Prioritise: “When your child starts acting out more often, sometimes it is a cry for help and your love. During these times, realise that it is possible that your child is letting you know that they need you. Spend more time interacting with your child in a positive way, be non-judgmental of their likes and opinions. Allow them to speak their mind. Sometimes, it’s okay to just hear, and not keep correcting,” adds Aggarwal.

Discuss with your child, the difference between demanding and polite behaviours. It’s appropriate for a parent to let that child know that he or she is being demanding and needs to rephrase or change their tone of voice when asking for something

- Ivone de Guadalupe Reis

Explain the problem: "Discuss with your child, the difference between demanding and polite behaviours, exemplify respectful requests. It’s appropriate for a parent to let that child know that he or she is being demanding and needs to rephrase or change their tone of voice when asking for something," says de Guadalupe Reis.

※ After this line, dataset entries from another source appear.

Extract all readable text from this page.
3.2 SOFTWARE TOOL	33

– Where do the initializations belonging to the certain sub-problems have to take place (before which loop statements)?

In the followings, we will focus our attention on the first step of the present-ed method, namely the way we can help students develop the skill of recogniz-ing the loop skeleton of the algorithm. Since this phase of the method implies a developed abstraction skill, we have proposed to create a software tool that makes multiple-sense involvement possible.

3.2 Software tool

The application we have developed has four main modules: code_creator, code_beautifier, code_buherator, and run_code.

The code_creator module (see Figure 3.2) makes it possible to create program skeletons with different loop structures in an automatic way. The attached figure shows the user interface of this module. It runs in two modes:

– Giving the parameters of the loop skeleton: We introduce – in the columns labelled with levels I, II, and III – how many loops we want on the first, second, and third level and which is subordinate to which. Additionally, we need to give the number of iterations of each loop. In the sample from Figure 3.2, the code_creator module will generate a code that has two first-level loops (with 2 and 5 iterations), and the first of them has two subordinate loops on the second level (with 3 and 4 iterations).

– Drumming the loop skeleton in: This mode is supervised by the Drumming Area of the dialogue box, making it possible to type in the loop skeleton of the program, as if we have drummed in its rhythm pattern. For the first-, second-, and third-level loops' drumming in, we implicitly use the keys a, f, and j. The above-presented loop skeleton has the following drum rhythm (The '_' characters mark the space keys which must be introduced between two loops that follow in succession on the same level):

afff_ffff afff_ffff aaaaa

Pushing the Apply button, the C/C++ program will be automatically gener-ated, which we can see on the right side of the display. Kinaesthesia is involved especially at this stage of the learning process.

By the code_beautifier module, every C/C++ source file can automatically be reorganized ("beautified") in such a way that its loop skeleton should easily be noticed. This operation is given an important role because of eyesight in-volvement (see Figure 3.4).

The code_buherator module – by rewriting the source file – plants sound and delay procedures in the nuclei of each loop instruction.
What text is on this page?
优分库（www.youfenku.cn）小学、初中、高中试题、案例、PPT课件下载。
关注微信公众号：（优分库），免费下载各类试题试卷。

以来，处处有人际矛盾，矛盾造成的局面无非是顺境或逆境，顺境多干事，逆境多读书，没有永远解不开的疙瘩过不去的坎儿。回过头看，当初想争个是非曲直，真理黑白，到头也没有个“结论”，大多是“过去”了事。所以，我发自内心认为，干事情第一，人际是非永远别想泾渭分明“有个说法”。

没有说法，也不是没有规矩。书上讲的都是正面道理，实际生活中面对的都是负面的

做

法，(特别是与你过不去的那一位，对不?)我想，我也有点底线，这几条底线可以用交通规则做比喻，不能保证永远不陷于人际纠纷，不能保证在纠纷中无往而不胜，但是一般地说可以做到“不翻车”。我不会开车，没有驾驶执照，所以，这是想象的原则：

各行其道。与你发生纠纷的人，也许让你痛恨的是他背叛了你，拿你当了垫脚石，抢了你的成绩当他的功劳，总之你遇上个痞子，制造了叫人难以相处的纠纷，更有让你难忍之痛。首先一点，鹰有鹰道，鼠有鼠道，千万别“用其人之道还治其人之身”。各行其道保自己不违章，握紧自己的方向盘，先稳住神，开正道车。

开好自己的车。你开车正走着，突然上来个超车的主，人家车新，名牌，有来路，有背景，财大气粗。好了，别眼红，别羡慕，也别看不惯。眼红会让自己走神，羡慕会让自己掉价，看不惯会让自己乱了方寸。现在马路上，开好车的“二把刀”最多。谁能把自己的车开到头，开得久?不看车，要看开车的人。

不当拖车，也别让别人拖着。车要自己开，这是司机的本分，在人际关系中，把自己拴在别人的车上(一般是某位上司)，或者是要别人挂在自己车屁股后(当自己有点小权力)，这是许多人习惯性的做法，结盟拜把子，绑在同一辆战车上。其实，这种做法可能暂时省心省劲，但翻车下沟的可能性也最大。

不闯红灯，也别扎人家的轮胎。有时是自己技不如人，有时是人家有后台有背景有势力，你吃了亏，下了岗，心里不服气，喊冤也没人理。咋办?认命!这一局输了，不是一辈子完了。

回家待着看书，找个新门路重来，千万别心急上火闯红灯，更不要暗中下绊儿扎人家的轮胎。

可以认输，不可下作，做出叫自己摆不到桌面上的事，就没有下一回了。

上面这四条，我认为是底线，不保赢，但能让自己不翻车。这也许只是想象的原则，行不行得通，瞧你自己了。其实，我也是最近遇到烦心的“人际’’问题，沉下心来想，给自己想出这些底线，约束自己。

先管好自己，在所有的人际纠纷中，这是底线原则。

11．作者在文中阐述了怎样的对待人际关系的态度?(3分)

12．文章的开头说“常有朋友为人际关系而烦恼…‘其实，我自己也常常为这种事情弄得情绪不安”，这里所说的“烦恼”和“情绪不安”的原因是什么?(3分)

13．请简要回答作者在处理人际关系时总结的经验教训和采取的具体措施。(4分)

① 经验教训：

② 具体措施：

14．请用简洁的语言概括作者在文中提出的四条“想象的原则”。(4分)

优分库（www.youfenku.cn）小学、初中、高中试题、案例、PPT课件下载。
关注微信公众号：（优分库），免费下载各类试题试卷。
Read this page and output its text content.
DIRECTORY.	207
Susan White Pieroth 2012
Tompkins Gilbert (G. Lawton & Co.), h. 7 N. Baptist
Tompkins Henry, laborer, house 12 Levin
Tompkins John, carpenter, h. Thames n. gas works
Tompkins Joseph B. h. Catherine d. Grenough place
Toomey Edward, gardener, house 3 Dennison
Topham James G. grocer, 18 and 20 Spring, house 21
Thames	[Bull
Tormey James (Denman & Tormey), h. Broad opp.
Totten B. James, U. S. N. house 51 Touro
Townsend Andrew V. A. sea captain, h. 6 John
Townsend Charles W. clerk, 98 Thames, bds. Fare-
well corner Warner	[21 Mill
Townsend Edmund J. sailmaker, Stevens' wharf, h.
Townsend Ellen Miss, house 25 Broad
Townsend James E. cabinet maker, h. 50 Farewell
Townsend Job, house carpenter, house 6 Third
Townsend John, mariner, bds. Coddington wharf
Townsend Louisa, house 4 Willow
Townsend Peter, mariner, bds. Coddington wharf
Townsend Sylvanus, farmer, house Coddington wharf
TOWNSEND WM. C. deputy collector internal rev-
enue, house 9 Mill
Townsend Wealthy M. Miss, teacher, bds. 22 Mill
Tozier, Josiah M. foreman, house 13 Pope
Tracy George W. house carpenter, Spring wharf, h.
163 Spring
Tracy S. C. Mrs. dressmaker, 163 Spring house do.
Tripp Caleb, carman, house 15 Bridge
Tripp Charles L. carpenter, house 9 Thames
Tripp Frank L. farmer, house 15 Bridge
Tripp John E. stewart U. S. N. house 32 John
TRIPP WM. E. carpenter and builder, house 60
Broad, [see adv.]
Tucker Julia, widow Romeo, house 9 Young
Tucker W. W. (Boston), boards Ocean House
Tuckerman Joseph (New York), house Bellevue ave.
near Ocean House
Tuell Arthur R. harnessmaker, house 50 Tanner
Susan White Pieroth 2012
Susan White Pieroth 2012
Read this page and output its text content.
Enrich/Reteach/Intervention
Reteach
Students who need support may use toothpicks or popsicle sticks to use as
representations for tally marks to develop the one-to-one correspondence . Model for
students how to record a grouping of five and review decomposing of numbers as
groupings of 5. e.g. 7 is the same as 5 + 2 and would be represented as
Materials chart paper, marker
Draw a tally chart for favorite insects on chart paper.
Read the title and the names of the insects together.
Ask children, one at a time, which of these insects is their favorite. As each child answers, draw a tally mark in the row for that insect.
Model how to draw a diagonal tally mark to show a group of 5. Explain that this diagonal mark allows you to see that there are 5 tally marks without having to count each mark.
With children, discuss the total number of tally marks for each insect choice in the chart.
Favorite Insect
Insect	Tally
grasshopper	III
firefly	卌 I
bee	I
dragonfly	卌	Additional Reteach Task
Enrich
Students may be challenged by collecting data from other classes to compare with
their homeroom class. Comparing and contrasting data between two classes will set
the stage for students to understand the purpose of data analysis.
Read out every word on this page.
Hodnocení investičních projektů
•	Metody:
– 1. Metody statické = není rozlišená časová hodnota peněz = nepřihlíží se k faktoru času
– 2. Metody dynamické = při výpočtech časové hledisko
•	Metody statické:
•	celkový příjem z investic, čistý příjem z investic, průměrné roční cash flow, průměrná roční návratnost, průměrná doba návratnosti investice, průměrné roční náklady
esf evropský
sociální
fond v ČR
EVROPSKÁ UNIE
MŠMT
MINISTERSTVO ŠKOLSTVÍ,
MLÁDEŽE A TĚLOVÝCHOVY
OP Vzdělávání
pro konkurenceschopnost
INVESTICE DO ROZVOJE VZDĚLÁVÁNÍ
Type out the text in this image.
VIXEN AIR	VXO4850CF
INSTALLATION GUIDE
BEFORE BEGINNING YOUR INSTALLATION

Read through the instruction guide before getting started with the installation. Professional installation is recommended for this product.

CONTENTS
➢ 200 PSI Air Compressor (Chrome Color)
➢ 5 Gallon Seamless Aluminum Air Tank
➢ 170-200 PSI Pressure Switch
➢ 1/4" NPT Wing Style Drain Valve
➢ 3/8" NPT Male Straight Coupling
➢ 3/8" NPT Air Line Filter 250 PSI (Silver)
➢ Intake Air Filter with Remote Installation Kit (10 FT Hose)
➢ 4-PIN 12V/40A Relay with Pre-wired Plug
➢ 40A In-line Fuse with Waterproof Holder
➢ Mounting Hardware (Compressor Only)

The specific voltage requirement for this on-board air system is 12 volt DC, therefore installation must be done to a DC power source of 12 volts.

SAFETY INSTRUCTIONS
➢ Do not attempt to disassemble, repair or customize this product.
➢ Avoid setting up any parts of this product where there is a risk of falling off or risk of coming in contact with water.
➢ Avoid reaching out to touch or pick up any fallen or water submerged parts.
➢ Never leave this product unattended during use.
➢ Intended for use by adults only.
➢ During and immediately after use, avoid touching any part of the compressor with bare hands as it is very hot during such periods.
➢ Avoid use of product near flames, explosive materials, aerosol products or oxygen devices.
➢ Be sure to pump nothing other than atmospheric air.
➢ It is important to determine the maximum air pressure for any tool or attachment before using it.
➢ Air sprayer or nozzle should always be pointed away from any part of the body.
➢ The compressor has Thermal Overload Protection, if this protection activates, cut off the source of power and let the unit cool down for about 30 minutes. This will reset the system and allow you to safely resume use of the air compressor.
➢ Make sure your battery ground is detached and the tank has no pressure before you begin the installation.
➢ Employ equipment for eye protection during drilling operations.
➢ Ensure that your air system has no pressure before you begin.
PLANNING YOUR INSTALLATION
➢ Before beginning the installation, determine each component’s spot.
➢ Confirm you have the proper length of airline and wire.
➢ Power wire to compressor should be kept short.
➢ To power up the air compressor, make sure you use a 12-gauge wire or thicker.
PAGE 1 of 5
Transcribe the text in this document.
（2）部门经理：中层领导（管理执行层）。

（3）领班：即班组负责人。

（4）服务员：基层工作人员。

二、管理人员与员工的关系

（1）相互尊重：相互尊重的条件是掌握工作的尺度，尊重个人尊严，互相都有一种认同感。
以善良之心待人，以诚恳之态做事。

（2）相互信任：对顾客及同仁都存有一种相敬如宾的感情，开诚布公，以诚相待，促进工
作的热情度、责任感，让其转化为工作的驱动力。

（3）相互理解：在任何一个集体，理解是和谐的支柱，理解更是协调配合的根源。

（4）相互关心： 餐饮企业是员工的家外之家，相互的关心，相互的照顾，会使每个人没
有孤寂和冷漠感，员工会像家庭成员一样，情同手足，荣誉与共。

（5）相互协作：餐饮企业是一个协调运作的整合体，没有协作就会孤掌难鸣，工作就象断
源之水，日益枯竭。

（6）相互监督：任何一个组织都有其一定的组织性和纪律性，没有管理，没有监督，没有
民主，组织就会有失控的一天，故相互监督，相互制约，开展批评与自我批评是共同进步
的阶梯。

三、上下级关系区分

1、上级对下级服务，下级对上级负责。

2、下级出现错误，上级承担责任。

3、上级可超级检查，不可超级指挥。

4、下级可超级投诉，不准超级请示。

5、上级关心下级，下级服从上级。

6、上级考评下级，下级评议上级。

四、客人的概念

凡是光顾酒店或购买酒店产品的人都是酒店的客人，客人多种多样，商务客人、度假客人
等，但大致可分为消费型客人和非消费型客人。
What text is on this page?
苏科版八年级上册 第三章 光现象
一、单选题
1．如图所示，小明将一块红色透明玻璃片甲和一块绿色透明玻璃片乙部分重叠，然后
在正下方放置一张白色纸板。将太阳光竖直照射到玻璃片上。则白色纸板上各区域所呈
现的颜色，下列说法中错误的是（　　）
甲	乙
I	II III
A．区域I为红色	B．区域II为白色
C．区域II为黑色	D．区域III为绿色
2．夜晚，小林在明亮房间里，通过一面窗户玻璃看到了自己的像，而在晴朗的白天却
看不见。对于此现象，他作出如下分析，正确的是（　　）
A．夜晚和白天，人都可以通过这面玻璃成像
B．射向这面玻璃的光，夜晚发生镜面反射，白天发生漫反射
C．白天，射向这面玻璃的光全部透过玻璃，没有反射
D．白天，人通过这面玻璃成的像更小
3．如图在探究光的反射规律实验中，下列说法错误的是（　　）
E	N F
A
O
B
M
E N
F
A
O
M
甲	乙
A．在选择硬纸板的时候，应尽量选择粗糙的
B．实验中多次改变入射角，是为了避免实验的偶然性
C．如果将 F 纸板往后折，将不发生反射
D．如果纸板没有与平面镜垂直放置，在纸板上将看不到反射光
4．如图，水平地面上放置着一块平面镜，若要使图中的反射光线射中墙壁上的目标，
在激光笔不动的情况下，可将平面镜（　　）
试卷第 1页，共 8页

Help them help themselves: "Give them the needed information to solve their problem, if what he/she is demanding is food, tell them politely where the food is and how to get it; it’s important that the child starts building their own independence by learning how to solve their own problems," she adds.

Know their limits

Raising the bar on expectations is what will trip you into a space of disappointment. Gauge carefully if your child is capable, developmentally, to do what is being asked of him or her. Katabua explains: “Some parents may expect their child to be independent and play by themselves, whereas the child may not have those skills yet. That would likely cause frustration both for parents and child because the child is not yet there.”

And don't take it personally, recommends de Guadalupe Reis. "It might look like it, but demanding children are not a reflection of your parenting; kids are just learning how to communicate. Take a deep breath and think before you respond to any demand - this simple behaviour will change your answer to their demand, and their behaviour."

Be honest

Parents are human. And fallible. It’s okay to let your child know when you need some me-time. “Depending on your child's age and developmental level - you can also communicate your own needs. You can let them know when you are feeling like you need a time-out, or that you will do a better job listening to them during your "special time" and right now you're busy, etc,” says Katabua.